Застыв на мгновение в этой позе, она как бы символизировала все свое поколение, свободное, необузданное и в то же время такое беззащитное, и он кожей ощутил тот единый порыв, что охватил всех смотревших на нее. Даже человек на сцене наклонился, чтобы получше ее рассмотреть, и его толстые, лиловые, будто искусанные пчелами губы раздвинулись в улыбке, и он прокричал все то же слово: «Мир!» И его голос разнесся над толпой, тысячекратно усиленный мощными динамиками, которые возвышались по обеим сторонам сцены.
Бабочка вспорхнула с руки, промелькнула над головой и затерялась в пестром облаке своих подруг, а девушка прижала пальцы к губам, посылая ей вослед воздушный поцелуй.
Она опустилась на траву, и все сидевшие рядом потянулись к ней, чтобы обнять или хотя бы дотронуться.
На сцене Мик Джаггер широко раскинул руки, требуя тишины. Дождавшись, заговорил в микрофон. Голос, искаженный усилителями, звучал глухо и невнятно; акцент был столь силен, что наблюдатель едва мог разобрать слова; он произнес довольно путанную речь в память одного из членов своего ансамбля, который несколько дней назад утонул в бассейне во время веселой воскресной попойки.
Ходили слухи, что покойный вошел в воду, уже будучи практически в коматозном состоянии от чрезмерной дозы наркотиков. Это была воистину героическая смерть в век наркотиков и секса, «травки» и «колес», в век свободы, мира и чрезмерных доз.

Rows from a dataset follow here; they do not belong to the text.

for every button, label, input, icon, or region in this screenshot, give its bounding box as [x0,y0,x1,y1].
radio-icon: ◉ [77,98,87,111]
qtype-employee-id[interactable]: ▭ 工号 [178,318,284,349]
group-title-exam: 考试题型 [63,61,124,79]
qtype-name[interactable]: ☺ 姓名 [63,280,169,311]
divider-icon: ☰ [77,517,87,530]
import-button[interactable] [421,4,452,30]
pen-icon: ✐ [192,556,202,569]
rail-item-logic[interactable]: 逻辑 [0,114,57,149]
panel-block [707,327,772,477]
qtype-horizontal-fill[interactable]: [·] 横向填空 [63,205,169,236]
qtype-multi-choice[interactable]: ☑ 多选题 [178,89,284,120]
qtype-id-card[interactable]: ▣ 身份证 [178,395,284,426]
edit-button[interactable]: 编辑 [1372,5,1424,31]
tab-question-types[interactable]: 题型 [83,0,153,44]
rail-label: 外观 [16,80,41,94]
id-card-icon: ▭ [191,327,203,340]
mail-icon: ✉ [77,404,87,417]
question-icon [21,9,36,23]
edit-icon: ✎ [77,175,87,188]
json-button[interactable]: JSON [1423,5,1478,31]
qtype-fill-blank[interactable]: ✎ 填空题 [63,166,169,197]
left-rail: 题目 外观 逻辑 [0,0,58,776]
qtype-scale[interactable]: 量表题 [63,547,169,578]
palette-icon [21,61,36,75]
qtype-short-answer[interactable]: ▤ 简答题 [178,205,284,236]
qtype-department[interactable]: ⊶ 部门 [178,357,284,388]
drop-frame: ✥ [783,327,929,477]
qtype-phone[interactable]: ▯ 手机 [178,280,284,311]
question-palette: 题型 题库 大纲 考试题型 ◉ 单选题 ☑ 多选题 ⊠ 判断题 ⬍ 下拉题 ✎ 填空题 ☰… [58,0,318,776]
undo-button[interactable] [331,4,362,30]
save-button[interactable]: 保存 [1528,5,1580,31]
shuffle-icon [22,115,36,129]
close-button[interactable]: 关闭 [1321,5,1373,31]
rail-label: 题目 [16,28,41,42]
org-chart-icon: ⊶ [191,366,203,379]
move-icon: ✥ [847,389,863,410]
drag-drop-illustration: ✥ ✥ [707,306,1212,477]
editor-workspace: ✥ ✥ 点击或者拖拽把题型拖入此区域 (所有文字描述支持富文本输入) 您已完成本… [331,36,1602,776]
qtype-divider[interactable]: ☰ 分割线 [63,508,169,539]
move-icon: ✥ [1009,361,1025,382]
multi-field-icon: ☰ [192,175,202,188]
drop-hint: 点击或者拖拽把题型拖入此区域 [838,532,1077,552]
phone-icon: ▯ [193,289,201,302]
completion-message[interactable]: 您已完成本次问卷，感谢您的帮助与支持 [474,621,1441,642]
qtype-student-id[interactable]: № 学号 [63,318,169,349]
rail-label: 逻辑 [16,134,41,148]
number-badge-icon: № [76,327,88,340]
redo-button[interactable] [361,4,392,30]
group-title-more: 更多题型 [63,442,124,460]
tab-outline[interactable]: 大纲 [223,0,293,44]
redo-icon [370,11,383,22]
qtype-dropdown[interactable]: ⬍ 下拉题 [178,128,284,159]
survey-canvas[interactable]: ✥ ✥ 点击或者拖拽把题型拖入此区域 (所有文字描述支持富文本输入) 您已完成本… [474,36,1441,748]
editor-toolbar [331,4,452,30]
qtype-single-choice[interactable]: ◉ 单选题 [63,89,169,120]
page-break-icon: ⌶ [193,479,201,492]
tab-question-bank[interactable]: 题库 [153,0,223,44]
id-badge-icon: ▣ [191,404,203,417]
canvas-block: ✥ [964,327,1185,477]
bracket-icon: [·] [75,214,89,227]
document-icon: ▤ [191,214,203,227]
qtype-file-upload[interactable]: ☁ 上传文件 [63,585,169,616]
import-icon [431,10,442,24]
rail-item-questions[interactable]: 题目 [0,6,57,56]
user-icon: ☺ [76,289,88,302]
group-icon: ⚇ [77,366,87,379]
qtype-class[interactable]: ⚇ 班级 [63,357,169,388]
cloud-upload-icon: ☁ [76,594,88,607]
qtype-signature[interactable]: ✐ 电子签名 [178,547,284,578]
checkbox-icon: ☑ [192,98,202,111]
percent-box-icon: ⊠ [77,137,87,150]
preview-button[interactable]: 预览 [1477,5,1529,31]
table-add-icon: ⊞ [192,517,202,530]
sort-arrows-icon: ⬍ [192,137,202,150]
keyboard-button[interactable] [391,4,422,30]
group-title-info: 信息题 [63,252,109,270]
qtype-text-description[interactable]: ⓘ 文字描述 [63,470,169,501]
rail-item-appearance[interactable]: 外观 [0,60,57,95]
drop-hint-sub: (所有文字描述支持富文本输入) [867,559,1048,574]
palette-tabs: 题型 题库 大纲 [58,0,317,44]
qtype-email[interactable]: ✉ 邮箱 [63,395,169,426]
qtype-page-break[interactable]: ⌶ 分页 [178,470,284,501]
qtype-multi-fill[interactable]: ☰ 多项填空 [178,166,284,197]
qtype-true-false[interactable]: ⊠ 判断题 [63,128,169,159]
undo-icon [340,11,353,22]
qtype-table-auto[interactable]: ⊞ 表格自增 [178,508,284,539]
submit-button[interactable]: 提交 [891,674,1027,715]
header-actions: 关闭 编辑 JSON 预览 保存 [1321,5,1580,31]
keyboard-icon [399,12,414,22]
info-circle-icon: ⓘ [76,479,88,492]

Джаггер закончил маленькую речь. Она оказалась настолько краткой, что никак не повлияла на жизнерадостное настроение аудитории. Взвыли электрогитары, и Джаггер всем своим существом погрузился в коронную песню «Женщины притонов». И вот уже сто тысяч сердец забились в унисон с его сердцем, сто тысяч молодых, здоровых тел задергались в такт и двести тысяч рук взметнулись вверх, раскачиваясь, как колосья пшеницы на ветру.